While 2004 Heisman winner Matt Leinart might have enjoyed a reputation as the better passer going into the game--he would complete 29 of 40 passes for 365 yards--Young was far and away the more effective leader of the two. This was the guy who in August, along with junior tailback Selvin Young, studied videotape of preseason practices and the next day got in the face of any teammate who hadn't been pulling his weight. Vince is also the guy who in the huddle at Missouri in October, with the Longhorns facing third-and-30 at their 33 in a 21-13 game, told his linemen, "All I need is enough time to make three or four sandwiches." (After biding his time in the pocket for a while, Young scrambled 34 yards for a first down.) Cracking a joke or inspiring, cajoling and bullying teammates comes easily. "It's pretty much my calling," he explained. "You accept [that calling], or you get smacked in the face by the Man upstairs."
WHILE USC was uniformly respectful of the Longhorns in the run-up to the Rose Bowl, some Trojans had been annoyed by the bravado emanating from Austin. For those who weren't, the USC coaches left clippings of stories containing the remarks on a table in the lounge of the football office, including a New York Post article whose headline was a Young quote: WE'LL BEAT USC. Young had turned in a particularly memorable performance at a Dec. 5 press conference, first lobbying for the Heisman, then announcing that should he fail to win it, he would be motivated to "show the world they made the wrong decision." Asked if he would be intimidated by USC, Young laughed, then replied, "Intimidated by what?" A moment later he noted that the Trojans "haven't seen the different guys on our team who are gangster." So compelling did Carroll find these comments that he arranged for snippets from the press conference to be shown during a team meeting.
Most USC players were perplexed rather than angered by the gangster remark. If they had known him better, they would have realized that it was just Vince being Vince--following his calling, reminding his teammates that they had nothing to fear, that they belonged in the national championship game. The difference between the '05 Longhorns and the '04 Sooners, he said, was that Oklahoma quarterback Jason White had failed to "keep the guys going." While White had allowed the Sooners to surrender, Young implied, he would keep Texas in the game by the force of his will.
And the fleetness of his feet. White, on reconstructed knees, was as mobile as C3PO; Young, a dazzling double threat, was aptly described by Carroll as " Randall Cunningham, only faster."
After the game Carroll said that he had never coached against a player as totally commanding as Young had been. "He probably made us miss a dozen tackles tonight," Carroll said. In truth, that estimate seemed low by at least a dozen.

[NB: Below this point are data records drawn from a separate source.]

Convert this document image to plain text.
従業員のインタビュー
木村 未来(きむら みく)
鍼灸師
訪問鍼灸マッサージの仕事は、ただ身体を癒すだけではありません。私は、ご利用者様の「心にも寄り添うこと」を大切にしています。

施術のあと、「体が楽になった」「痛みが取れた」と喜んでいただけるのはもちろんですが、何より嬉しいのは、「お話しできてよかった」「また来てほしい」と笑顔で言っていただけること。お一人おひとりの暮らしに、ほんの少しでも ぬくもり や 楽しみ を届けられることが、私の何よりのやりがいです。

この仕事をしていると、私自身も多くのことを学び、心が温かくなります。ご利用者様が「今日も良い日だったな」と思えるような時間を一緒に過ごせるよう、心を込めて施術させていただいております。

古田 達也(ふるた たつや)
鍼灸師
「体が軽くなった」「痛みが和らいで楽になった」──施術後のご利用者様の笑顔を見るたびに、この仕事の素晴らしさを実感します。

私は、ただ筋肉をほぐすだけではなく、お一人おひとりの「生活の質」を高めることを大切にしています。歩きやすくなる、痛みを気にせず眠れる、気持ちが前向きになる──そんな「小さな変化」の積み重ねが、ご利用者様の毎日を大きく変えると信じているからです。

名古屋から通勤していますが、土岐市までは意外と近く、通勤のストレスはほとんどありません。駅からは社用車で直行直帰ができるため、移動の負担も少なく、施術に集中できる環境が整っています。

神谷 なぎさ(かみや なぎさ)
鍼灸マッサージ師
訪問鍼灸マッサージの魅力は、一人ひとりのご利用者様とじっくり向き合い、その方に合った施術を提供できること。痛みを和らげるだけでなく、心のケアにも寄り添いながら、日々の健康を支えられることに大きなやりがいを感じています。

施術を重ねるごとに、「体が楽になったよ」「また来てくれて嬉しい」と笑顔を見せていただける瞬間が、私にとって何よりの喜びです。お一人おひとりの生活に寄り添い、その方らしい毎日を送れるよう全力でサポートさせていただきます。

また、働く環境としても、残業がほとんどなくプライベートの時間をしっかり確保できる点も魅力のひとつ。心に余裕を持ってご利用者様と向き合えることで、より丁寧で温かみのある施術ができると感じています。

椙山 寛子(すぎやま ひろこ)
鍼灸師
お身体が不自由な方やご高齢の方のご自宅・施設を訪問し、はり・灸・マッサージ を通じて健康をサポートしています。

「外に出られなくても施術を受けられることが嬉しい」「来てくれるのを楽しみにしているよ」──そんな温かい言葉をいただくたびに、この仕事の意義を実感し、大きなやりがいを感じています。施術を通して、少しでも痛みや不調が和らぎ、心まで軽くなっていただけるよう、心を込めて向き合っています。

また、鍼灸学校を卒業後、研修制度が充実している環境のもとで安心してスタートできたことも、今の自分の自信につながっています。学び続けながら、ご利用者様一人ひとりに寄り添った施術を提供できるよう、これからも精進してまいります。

SIX DAYS before the game USC offensive coordinator Lane Kiffin sat in one of the team's conference rooms; the names, heights and weights of Texas's defensive starters were printed on a marker board. "Look at their secondary," he marveled. "They go 205, 205, 205, 200. It's amazing how alike they are, and they can all flat-out run." Then he made a prediction: "By the time these 11 guys are done [with college], I bet nine of them will be in the NFL."
The most talented player in that elite group is senior safety Michael Huff, a former All-Big 12 sprinter who started 49 of 50 games in his four seasons and scored five touchdowns, four on interceptions, one on a fumble return. Co-defensive coordinator Duane Akina has described him as the smartest, most instinctive player he has ever coached. One of the worst-kept secrets of the week was that Huff, the Jim Thorpe Award winner as the nation's top defensive back, would bear primary responsibility for containing Bush. It was almost eerie, how at peace Huff appeared to be with that matchup, how much he seemingly--could this be possible?--looked forward to it. Asked if anyone on the Longhorns' roster could keep up with number 5, he replied, "Yeah. Me."
Save for a spectacular 26-yard, fourth-quarter touchdown run on which he dived into the end zone, Bush took a backseat to LenDale White, whose thunderous inside runs (he rushed for 124 yards and three touchdowns), coupled with Leinart's precision passing, got the Trojans back into the game. In the second half USC ran off 28 points and never punted. But on fourth-and-one at the Texas 45 with 2:13 left, Carroll opted to go for it. Gain one yard, win the game. "We just blitzed everyone," Huff, who helped stuff White inches shy, said later. Young would have one final chance.
After Young moved the Longhorns 48 yards in nine plays, the 2005 college football season came down to a single snap. Out of the shotgun Young looked to pass. "I went all the way through my progression," he recalled later, "but there was nobody open." Linebacker Collin Ashton and corner Josh Pinkard blitzed, but they were picked up by the Texas front, which didn't allow a sack all night. "The defensive lineman was giving me the edge"--that was Frostee Rucker, who dived vainly at Young's ankles--"so I took it down."
Young took the ball down, then he took the Trojans down.